Although Rumsfeld later walked back his “go it alone” comments, he had put across his message to London — and specifically British Prime Minister Tony Blair: if you want to be important, man up and make sure that you are in this attack on Saddam Hussein.
Blair understood. Facing a divided Parliament and a military worried that its troops would be exposed to war crimes charges if the invasion did not have legal backing, the Prime Minister ordered the Attorney General to re-write the guiding opinion, claiming that the US and Britain could go to war even without the approval of the United Nations Security Council. On DATE, Blair narrowly got the consent of the House of Commons; the war started four nights later.
More than a decade later, the course of history — and the US-UK relationship — ran differently. The British Parliament rebuffed Prime Minister David Cameron and blocked the Government’s motion for humanitarian intervention in Syria by a 285-272 vote.
It did so even though Cameron had promised that there would be no military action before the United Nations Security Council — the Security Council by-passed by Washington and London in 2003 — had the chance to consider the findings of UN inspectors about last week’s chemical weapons attacks by the Assad regime.
In large part, the rejection is the legacy of the Iraq War that Tony Blair, pushed by the Bush Administration, pursued so vigorously.

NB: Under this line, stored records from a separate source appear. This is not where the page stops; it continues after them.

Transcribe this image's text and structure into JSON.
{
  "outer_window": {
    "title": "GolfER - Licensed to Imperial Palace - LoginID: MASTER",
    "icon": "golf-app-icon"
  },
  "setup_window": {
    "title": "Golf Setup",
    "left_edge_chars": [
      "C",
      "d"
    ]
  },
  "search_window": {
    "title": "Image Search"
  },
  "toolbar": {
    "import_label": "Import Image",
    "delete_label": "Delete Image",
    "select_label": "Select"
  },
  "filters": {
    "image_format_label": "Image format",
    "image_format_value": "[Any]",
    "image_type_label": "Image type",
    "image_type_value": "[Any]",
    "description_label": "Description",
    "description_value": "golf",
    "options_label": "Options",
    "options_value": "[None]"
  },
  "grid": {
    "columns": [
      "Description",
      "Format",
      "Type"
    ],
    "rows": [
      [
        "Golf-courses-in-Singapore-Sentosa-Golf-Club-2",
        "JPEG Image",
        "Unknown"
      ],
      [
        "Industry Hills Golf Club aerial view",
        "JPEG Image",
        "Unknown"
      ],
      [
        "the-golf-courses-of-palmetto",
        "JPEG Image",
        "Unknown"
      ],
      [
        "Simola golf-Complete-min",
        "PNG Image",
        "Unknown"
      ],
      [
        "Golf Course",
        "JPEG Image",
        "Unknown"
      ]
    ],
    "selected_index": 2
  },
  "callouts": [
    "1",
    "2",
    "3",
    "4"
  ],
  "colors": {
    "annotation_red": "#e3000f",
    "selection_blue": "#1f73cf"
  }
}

Stung by the apparent folly of its acquiescence, amid the Government’s deception over “weapons of mass destruction” and the years of bloodshed and destruction after the invasion, MPs hit back last night — even though there was no deception about the Assad regime’s responsibility for the hundreds of deaths by chemical warfare.
But, beyond Syria, this was also an evaporation of the “Special Relationship”.
That notion has long been a myth: for most in power in Washington, Britain’s “specialness” consisted of its acceptance of a place in US strategy and operations. However, it was a myth that could be exploited, as Blair did in 2003 when he put out the idea that the US-UK bond would lead the world in “liberal intervention”.
After a decade of weariness of Iraq and also Afghanistan, and despite operations such as Libya 2011, the myth was undone on Thursday. No one put the charge of Britain being a US “poodle” in the Syrian intervention — but few MPs claimed the necessity of acting because of partnership with America.
Some will see this as a welcome, if belated, detaching of the harness to the wishes of a US President. Others will note that the real casualties of the past week’s events — the more than 1300 slain by the attacks near Damascus — will receive no benefit and fear that many more may die as the consequence of last night’s decision.
These matters will be up for discussion as the Syrian conflict moves into its next, likely bloody phase.
Meanwhile, myth gives way to exposure: the US-UK axis, held up for so long by so many as the pivot of the world, is not at the center of this crisis.
And that recognition is not just for Syria but for the Middle East, and indeed for much of the rest of the world.